Adnah Oates and Emily Wilson were married on 21 May 1879 in St John’s Church in the parish of Great Horton, Yorkshire “according to the Rites and Ceremonies of the Established Church after banns”. Adnah was aged 22, and was listed as a bachelor and cabinet maker, living in Morecambe (near Lancaster, on the west coast of England), the son of Samuel Oates also a cabinet maker. Emily was aged 23, listed as a spinster living in Great Horton, daughter of Benjamin Wilson a publican.  Adnah and Emily both signed their own names on the wedding entry. The wedding was witnessed by Ellen Wilson (Emily’s younger sister by three years), and Joshua Fawcett (?). The latter surname spelling is a little unclear on the marriage entry, and a multitude of Joshua Fawcetts lived in Horton and Bradford during the nineteenth century, at least three in the right age group around 1879.

The signatures of Adnah and Emily and their witnesses differ from those of the vicar (?) who entered most of the marriage details, and each displays a neat and careful script. Some marriage register entries from earlier generations display an X beside the name, but it appears Adnah and Emily each had neat handwriting.

## In the marriage register following Adnah and Emily in 1879, the subsequent wedding was between Richard Wilson a woolsorter of Great Horton, son of John Wilson a woolsorter, and Hannah Wood, daughter of Abraham Wood a labourer. Records of the Wilson family have not been explored in detail to determine any relationship between Emily/Benjamin Wilson and Richard/John Wilson, all of Great Horton.

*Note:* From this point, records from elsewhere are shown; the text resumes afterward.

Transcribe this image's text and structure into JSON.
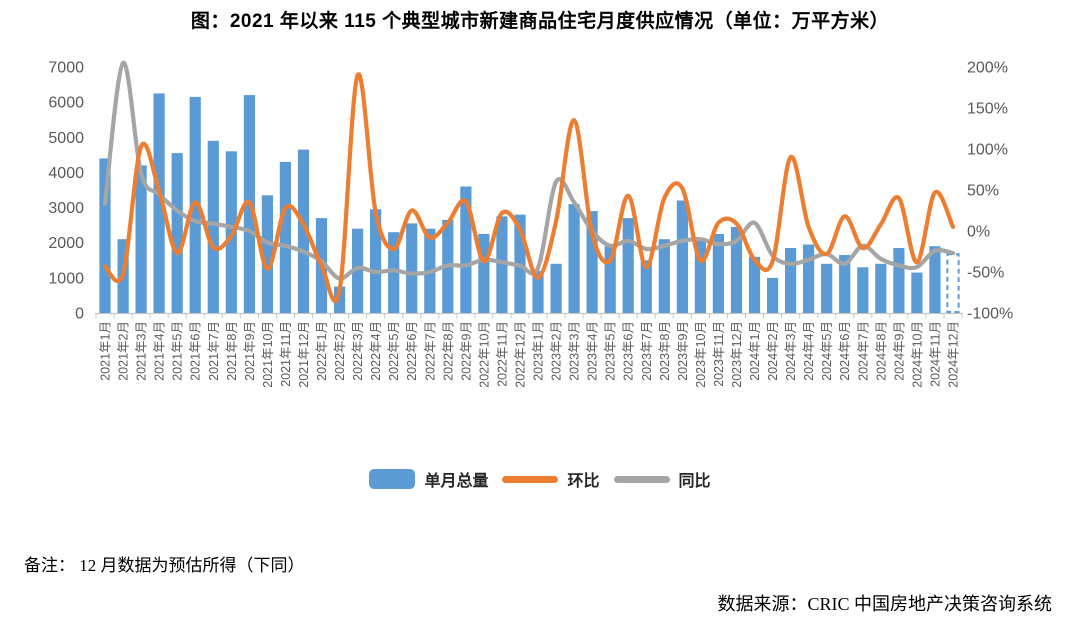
{
  "title": "图：2021 年以来 115 个典型城市新建商品住宅月度供应情况（单位：万平方米）",
  "legend": {
    "bar_label": "单月总量",
    "mom_label": "环比",
    "yoy_label": "同比"
  },
  "footnote": "备注： 12 月数据为预估所得（下同）",
  "source": "数据来源：CRIC 中国房地产决策咨询系统",
  "colors": {
    "bar": "#5B9BD5",
    "mom_line": "#ED7D31",
    "yoy_line": "#A5A5A5",
    "axis_text": "#595959",
    "axis_line": "#C8C8C8"
  },
  "chart_data": {
    "type": "bar",
    "title": "2021年以来115个典型城市新建商品住宅月度供应情况",
    "unit": "万平方米",
    "categories": [
      "2021年1月",
      "2021年2月",
      "2021年3月",
      "2021年4月",
      "2021年5月",
      "2021年6月",
      "2021年7月",
      "2021年8月",
      "2021年9月",
      "2021年10月",
      "2021年11月",
      "2021年12月",
      "2022年1月",
      "2022年2月",
      "2022年3月",
      "2022年4月",
      "2022年5月",
      "2022年6月",
      "2022年7月",
      "2022年8月",
      "2022年9月",
      "2022年10月",
      "2022年11月",
      "2022年12月",
      "2023年1月",
      "2023年2月",
      "2023年3月",
      "2023年4月",
      "2023年5月",
      "2023年6月",
      "2023年7月",
      "2023年8月",
      "2023年9月",
      "2023年10月",
      "2023年11月",
      "2023年12月",
      "2024年1月",
      "2024年2月",
      "2024年3月",
      "2024年4月",
      "2024年5月",
      "2024年6月",
      "2024年7月",
      "2024年8月",
      "2024年9月",
      "2024年10月",
      "2024年11月",
      "2024年12月"
    ],
    "series": [
      {
        "name": "单月总量",
        "kind": "bar",
        "axis": "left",
        "values": [
          4400,
          2100,
          4200,
          6250,
          4550,
          6150,
          4900,
          4600,
          6200,
          3350,
          4300,
          4650,
          2700,
          750,
          2400,
          2950,
          2300,
          2550,
          2400,
          2650,
          3600,
          2250,
          2750,
          2800,
          1200,
          1400,
          3100,
          2900,
          1900,
          2700,
          1500,
          2100,
          3200,
          2050,
          2250,
          2450,
          1600,
          1000,
          1850,
          1950,
          1400,
          1650,
          1300,
          1400,
          1850,
          1150,
          1900,
          1700
        ]
      },
      {
        "name": "环比",
        "kind": "line",
        "axis": "right",
        "values": [
          -43,
          -52,
          103,
          49,
          -27,
          35,
          -20,
          -6,
          35,
          -46,
          28,
          8,
          -42,
          -72,
          190,
          23,
          -22,
          25,
          -8,
          10,
          36,
          -37,
          22,
          2,
          -57,
          12,
          135,
          -3,
          -36,
          43,
          -44,
          40,
          52,
          -36,
          10,
          9,
          -35,
          -37,
          90,
          5,
          -28,
          18,
          -21,
          8,
          40,
          -38,
          47,
          5
        ]
      },
      {
        "name": "同比",
        "kind": "line",
        "axis": "right",
        "values": [
          33,
          205,
          70,
          45,
          25,
          12,
          9,
          5,
          0,
          -14,
          -18,
          -25,
          -37,
          -58,
          -45,
          -50,
          -48,
          -52,
          -50,
          -42,
          -42,
          -35,
          -38,
          -42,
          -45,
          60,
          35,
          0,
          -18,
          -12,
          -22,
          -18,
          -12,
          -10,
          -16,
          -12,
          10,
          -30,
          -40,
          -35,
          -28,
          -40,
          -18,
          -34,
          -42,
          -44,
          -24,
          -27
        ]
      }
    ],
    "left_axis": {
      "min": 0,
      "max": 7000,
      "ticks": [
        0,
        1000,
        2000,
        3000,
        4000,
        5000,
        6000,
        7000
      ]
    },
    "right_axis": {
      "min": -100,
      "max": 200,
      "tick_labels": [
        "-100%",
        "-50%",
        "0%",
        "50%",
        "100%",
        "150%",
        "200%"
      ],
      "ticks": [
        -100,
        -50,
        0,
        50,
        100,
        150,
        200
      ]
    },
    "grid": false,
    "legend_position": "bottom",
    "last_bar_dashed_estimate": true
  }
}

The 1881 England Census records the household at the Cabinet shop at 341 Great Horton Road, Great Horton. Samuel (aged 58) is the head of household, with occupation listed as ‘cabinet maker employing 1 man, 3 boys’, and born in Halifax Yorkshire. Also in the household are Adnah (24) and Emily (25), Arthur William (1 year) and Clara Ellen (1 month), all four born in Bradford Yorkshire. The same census sheet lists surrounding households on Great Horton Road, including a grocers shop at 339, and a milliners shops at 343 including three unmarried sisters born in Great Horton, Mary Fieldhouse (60, milliner & bonnet maker), Hannah Fieldhouse (56, ‘monthly nurse’[1]) and Ellen Fieldhouse (47, dress maker). In the same household at 343 Great Horton Rd are Mary Ann Lea (80), an elderly widow from Ireland listed as a Lady Assistant, and Charles Thomas Raynam, a teacher in the elementary school born in Bardwell Ash, Suffolk and boarding with the sisters.